Why do lower probability messages contain more information?
You are getting there with the idea that if all cases of $m_2$ imply $m_1$ (but there are other ways for $m_1$ to be true), then $m_2$ transmits more information than $m_1$, but you don't need inclusion for that. Information received is how much better you know the state of the world. We define it as the log of the number of states to get the additivity we want. Imagine that four coins are tossed. Before you are told anything about the result, there are 16 possible states of the world. If I tell you they all came up heads (a surprising message), the number of states has been reduced by a factor 16. If I tell you they didn't all come up heads (not a surprising message), the number of states has been reduced by a factor 16/15. So in the first case, there are many fewer possible states of the world. In the second, there are almost as many possible states after the message as before.
Suppose you are to build a communication system. Every second, a randomly chosen message is delivered to you at point A and you are to make sure that with high probability it will be delivered at point B within a finite time. You know in advance which messages are possible and what their distribution are. (Successive messages are supposed to be independent).
However, bandwidth (the number of bits you can send per second) is expensive, and you want to be able to lease a channel with then minimal capacity you need to be able to deliver messages without building an ever-increasing backlog (again, with high probability).
If there are $n$ possible messages, you could meet your goal by buying enough bandwidth to send $\log_2(n)$ bits per second. But that could be wasteful -- say that 99% of the time the message is "no comments". Then you can encode that message as a single 0 bit, and send everything else as a 1-bit followed by a message number. That way you only have to buy bandwidth for about $1+\log_2(n-1)/100$ bits per second. This leaves you enough room to send a 0 each time nothing interesting happens. Once in a wile, when something interesting does happen, you send a 1 plus additional bits, which will take about $\log_2(n)$ extra seconds and build up a small backlog of messages that are all likely to be single 0's.

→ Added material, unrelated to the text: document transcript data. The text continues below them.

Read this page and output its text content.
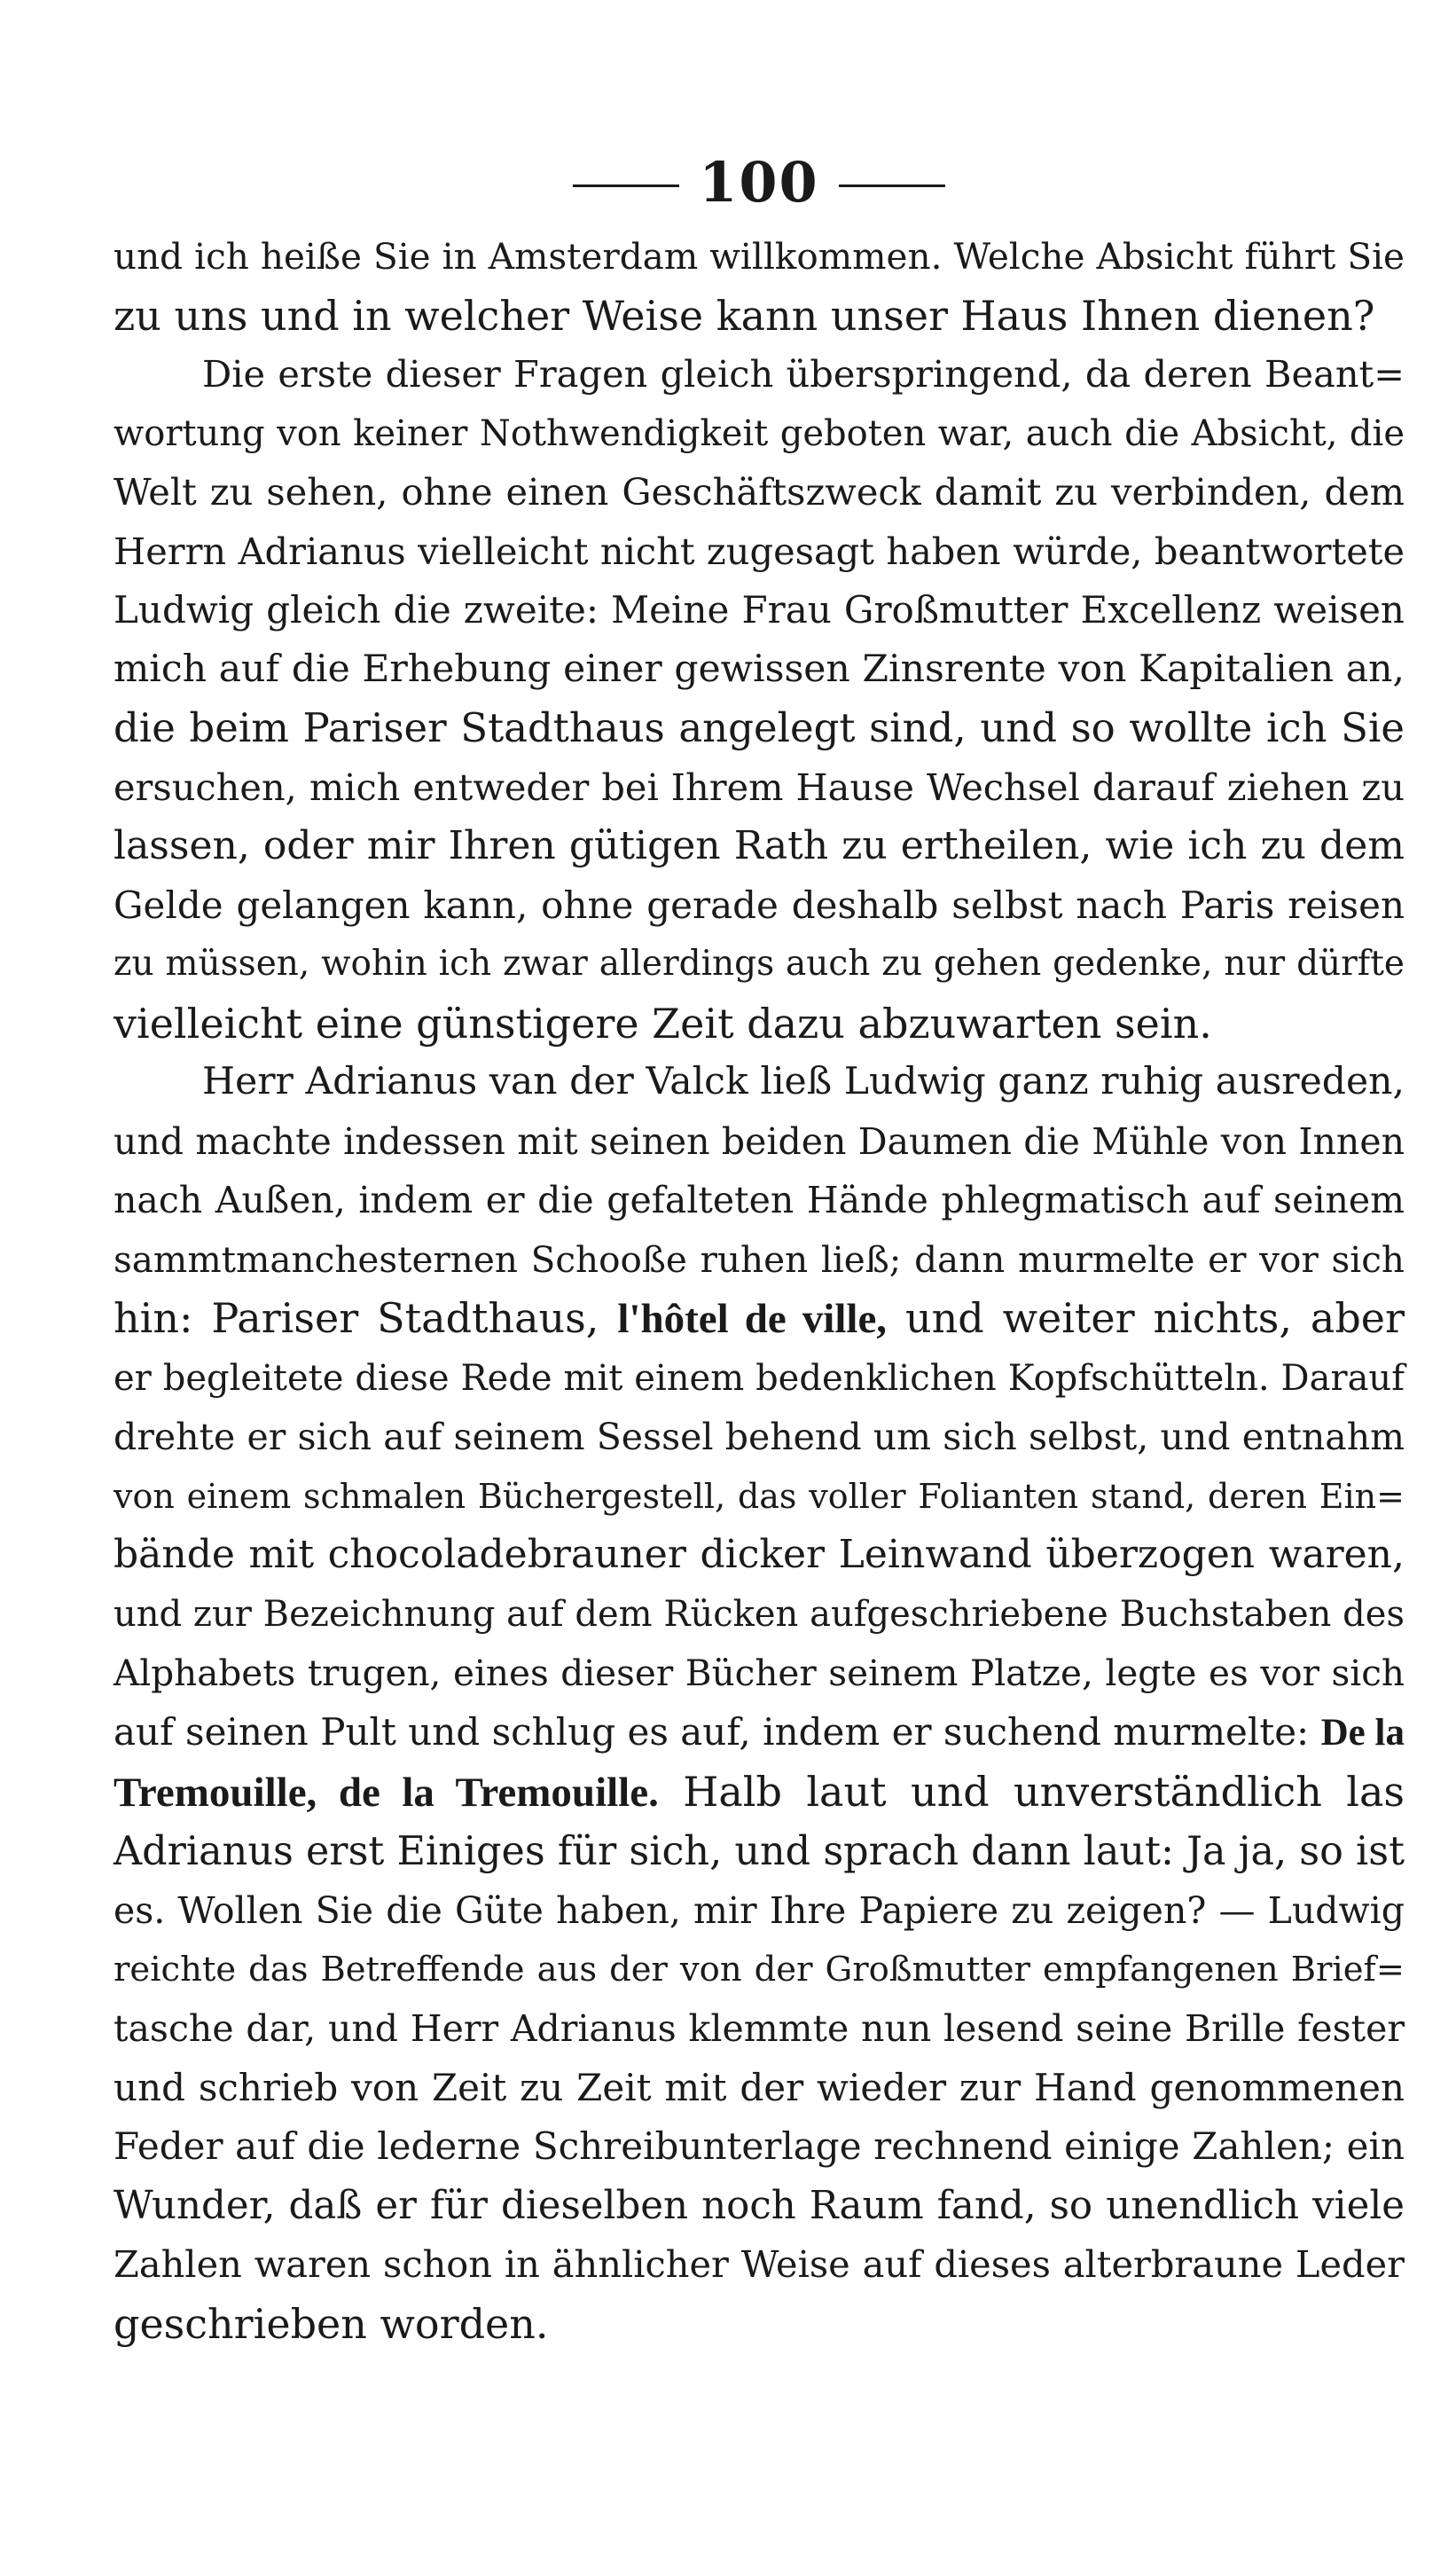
100

und ich heiße Sie in Amsterdam willkommen. Welche Absicht führt Sie

zu uns und in welcher Weise kann unser Haus Ihnen dienen?

Die erste dieser Fragen gleich überspringend, da deren Beant=

wortung von keiner Nothwendigkeit geboten war, auch die Absicht, die

Welt zu sehen, ohne einen Geschäftszweck damit zu verbinden, dem

Herrn Adrianus vielleicht nicht zugesagt haben würde, beantwortete

Ludwig gleich die zweite: Meine Frau Großmutter Excellenz weisen

mich auf die Erhebung einer gewissen Zinsrente von Kapitalien an,

die beim Pariser Stadthaus angelegt sind, und so wollte ich Sie

ersuchen, mich entweder bei Ihrem Hause Wechsel darauf ziehen zu

lassen, oder mir Ihren gütigen Rath zu ertheilen, wie ich zu dem

Gelde gelangen kann, ohne gerade deshalb selbst nach Paris reisen

zu müssen, wohin ich zwar allerdings auch zu gehen gedenke, nur dürfte

vielleicht eine günstigere Zeit dazu abzuwarten sein.

Herr Adrianus van der Valck ließ Ludwig ganz ruhig ausreden,

und machte indessen mit seinen beiden Daumen die Mühle von Innen

nach Außen, indem er die gefalteten Hände phlegmatisch auf seinem

sammtmanchesternen Schooße ruhen ließ; dann murmelte er vor sich

hin: Pariser Stadthaus, l'hôtel de ville, und weiter nichts, aber

er begleitete diese Rede mit einem bedenklichen Kopfschütteln. Darauf

drehte er sich auf seinem Sessel behend um sich selbst, und entnahm

von einem schmalen Büchergestell, das voller Folianten stand, deren Ein=

bände mit chocoladebrauner dicker Leinwand überzogen waren,

und zur Bezeichnung auf dem Rücken aufgeschriebene Buchstaben des

Alphabets trugen, eines dieser Bücher seinem Platze, legte es vor sich

auf seinen Pult und schlug es auf, indem er suchend murmelte: De la

Tremouille, de la Tremouille. Halb laut und unverständlich las

Adrianus erst Einiges für sich, und sprach dann laut: Ja ja, so ist

es. Wollen Sie die Güte haben, mir Ihre Papiere zu zeigen? — Ludwig

reichte das Betreffende aus der von der Großmutter empfangenen Brief=

tasche dar, und Herr Adrianus klemmte nun lesend seine Brille fester

und schrieb von Zeit zu Zeit mit der wieder zur Hand genommenen

Feder auf die lederne Schreibunterlage rechnend einige Zahlen; ein

Wunder, daß er für dieselben noch Raum fand, so unendlich viele

Zahlen waren schon in ähnlicher Weise auf dieses alterbraune Leder

geschrieben worden.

But since you can send those 0's slightly faster than one per second, on average you can expect to have your backlog cleared by the time the next interesting thing happens.
(There are safety-margin refinements from queueing theory here that I won't go into).
The moral of this example is that if you designing a coding system and are interested in minimizing the expected number of bits necessary to send a message, you can "afford" to spend more bits on a rare message because you don't have to do it so often.
And it turns out that in the limit as $N\to\infty$, the lowest possible expected number of bits to send $N$ independent identically distributed messages (where the minimum is taken over all possible coding strategies), is exactly $N$ times the Shannon information content of the probability distribution.
You are at "Sahara desert". Then you meet someone and the guy says:
- Today it did not rain!
How much information did you get? A few? A lot? Why?